Отвергая ради иронии авторитарное слово как таковое, Бахтин должен был бы целиком отвергнуть лирическую поэзию как жанр! Законы самого жанра в этом плане редкостно совпали и с особенностями национальной традиции, и с культурными тенденциями эпохи. Не потому ли в последние полвека сбывается мандельштамовское пророчество о «конце романа» (упадок особенно ощутим на вершинах жанра: взять хотя бы рафинированную консервацию формы Набоковым, у которого от романа к роману все сильнее улетучивалось тепло содержательного смысла) — поэзия же в эти годы расцвела на ледяных ветрах?
Покушение духа мыслящего и анализирующего на дух страждущий и созидающий — дело не новое. Но поэты не уйдут из города, уповая на авторитет современной науки, как не ушли из города, уповая на авторитет Платона. Поэзия (на всех уровнях: от личностного поэтического темперамента до глубин поэтического слова) способна и призвана держать линию сопротивления среди нестройной разноголосицы во всеобщем распаде. Светит ей этот путь и теперь.
Так обстоит дело в наш век... хотя и походит он больше на свинцовый, нежели на бронзовый. Нынешняя волна ерничества порождена отчаянием слабости. Но стоит ли отчаиваться?
14—20 декабря 1980 года
ПОСЛЕСЛОВИЕ
Г. ПОМЕРАНЦ
НАСЛЕДИЕ МОЕГО НАСЛЕДНИКА
Cтранная это задача: комментировать опыты человека, который мог быть моим наследником. По возрасту Александр Сопровский как раз годился бы мне в сыновья. Но он погиб, а я живу, и чувство симпатии, вызванное его уцелевшими страничками, заставляет откликнуться. В чем-то я «до Сопровского», в чем-то «после» (он не увидел нынешнее царство хаоса), и мешает разница поколений.

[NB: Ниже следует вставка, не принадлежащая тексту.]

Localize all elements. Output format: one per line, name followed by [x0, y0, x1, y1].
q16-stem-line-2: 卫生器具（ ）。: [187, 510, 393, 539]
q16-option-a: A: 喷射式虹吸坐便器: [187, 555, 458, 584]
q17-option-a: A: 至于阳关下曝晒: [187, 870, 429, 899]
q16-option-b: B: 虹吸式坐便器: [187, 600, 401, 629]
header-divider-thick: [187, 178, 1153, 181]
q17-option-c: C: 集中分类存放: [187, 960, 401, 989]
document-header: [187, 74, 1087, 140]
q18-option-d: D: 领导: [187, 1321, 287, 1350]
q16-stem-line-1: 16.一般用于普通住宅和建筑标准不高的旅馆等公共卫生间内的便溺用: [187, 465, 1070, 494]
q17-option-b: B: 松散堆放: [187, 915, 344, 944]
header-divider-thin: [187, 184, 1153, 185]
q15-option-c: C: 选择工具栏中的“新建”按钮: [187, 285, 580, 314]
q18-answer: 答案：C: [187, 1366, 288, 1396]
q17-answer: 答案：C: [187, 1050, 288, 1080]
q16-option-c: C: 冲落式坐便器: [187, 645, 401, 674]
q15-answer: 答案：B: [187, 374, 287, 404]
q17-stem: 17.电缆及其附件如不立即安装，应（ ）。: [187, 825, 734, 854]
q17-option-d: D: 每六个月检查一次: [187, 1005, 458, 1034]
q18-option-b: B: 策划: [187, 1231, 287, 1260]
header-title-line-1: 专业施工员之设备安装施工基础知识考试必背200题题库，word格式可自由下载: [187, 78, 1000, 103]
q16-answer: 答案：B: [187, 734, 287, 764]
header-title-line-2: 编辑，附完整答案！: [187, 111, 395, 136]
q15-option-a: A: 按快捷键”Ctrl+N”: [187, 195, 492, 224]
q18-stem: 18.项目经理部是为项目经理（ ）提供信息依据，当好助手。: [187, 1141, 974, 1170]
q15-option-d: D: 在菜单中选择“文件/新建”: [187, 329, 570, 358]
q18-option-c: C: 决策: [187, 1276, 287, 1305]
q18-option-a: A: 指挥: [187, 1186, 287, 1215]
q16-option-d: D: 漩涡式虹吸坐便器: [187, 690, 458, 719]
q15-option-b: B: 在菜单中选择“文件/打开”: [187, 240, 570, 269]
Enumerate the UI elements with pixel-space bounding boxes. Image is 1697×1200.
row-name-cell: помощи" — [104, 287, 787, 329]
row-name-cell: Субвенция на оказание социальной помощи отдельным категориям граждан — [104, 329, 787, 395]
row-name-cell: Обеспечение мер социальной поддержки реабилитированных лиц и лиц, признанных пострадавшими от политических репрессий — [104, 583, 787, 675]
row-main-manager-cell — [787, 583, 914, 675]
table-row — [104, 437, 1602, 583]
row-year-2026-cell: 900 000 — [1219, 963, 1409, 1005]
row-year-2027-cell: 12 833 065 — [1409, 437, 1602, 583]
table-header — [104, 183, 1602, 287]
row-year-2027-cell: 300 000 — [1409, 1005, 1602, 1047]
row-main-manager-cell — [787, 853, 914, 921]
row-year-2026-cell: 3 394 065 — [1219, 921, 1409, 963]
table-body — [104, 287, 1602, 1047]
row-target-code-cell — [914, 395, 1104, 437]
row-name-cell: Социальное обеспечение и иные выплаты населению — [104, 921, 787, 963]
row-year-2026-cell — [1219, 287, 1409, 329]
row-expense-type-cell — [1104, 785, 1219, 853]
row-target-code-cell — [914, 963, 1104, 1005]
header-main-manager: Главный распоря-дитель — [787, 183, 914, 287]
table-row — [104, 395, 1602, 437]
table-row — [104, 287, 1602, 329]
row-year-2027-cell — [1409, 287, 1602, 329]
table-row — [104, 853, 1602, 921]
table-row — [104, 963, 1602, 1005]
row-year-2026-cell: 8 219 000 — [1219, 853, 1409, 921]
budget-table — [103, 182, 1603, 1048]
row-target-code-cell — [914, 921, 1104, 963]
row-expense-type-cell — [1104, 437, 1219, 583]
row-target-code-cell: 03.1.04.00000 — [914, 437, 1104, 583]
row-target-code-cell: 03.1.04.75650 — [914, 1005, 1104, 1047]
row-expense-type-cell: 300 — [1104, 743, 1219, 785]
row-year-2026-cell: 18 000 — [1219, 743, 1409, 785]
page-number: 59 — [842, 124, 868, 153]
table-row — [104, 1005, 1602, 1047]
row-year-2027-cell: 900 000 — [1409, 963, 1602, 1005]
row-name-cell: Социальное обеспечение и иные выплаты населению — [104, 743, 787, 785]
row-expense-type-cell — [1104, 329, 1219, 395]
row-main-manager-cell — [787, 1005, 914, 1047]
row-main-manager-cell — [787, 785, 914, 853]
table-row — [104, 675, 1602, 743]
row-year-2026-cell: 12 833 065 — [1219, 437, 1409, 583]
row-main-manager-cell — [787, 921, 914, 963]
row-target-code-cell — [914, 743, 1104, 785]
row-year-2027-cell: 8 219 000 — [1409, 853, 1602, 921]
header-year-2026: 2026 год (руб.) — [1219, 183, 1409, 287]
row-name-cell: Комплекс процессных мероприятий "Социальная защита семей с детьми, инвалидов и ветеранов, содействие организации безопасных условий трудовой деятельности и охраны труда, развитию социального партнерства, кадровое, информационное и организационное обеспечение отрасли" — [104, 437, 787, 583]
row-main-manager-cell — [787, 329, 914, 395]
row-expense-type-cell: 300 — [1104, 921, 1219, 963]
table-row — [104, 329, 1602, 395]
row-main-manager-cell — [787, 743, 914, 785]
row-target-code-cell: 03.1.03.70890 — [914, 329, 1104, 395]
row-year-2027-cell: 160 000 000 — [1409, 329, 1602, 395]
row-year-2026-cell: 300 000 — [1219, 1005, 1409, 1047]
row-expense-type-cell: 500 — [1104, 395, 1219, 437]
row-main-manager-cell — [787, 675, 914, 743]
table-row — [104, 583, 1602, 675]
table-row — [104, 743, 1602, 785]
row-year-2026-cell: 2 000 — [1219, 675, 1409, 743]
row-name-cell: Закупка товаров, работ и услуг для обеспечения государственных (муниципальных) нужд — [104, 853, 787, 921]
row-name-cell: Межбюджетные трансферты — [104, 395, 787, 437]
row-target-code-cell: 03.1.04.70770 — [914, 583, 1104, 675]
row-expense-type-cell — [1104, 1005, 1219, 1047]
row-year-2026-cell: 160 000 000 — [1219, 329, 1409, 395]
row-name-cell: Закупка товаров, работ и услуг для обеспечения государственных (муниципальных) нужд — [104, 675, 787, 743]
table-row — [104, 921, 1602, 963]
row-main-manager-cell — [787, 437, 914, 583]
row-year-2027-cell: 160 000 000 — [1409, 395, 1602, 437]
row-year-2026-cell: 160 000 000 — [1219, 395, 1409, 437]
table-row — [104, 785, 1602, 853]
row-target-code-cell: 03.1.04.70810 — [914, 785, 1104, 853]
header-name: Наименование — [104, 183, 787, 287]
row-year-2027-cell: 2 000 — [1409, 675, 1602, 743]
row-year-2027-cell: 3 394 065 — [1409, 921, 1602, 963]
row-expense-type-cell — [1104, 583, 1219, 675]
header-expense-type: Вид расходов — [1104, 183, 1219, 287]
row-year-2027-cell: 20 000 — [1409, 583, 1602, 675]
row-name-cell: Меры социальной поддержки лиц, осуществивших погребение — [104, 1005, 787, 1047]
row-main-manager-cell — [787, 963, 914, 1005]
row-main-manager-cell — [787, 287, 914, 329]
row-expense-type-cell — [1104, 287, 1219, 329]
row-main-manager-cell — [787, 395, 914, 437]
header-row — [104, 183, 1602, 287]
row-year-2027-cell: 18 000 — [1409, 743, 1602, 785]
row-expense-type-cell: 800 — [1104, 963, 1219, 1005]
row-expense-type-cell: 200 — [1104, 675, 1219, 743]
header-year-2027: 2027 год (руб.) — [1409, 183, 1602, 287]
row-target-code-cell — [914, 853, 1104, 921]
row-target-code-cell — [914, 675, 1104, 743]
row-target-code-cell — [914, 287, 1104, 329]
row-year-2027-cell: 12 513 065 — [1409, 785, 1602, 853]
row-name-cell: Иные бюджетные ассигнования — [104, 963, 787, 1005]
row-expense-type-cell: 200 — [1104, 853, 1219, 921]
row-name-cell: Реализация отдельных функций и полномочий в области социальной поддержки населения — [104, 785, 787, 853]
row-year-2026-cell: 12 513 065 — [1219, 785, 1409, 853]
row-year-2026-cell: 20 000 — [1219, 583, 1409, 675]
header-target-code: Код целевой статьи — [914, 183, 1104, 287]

Но перед вопросами Иова все времена равны.
Когда я впервые прочел «О книге Иова», я был поражен. Поразила духовная зрелость. Она никак не вязалась с живым Сашей Сопровским. И даже в стихах его не дышал этот могучий дух. Я стал чаще прикасаться к подобным глубинам уже на склоне жизни. И вдруг — в такие ранние годы! Какой-то внезапный прорыв, впадение в глубину, почти как во сне; в глубину, которую освоить — на которой жить — удается не скоро и не всем; до конца — одному на целый век.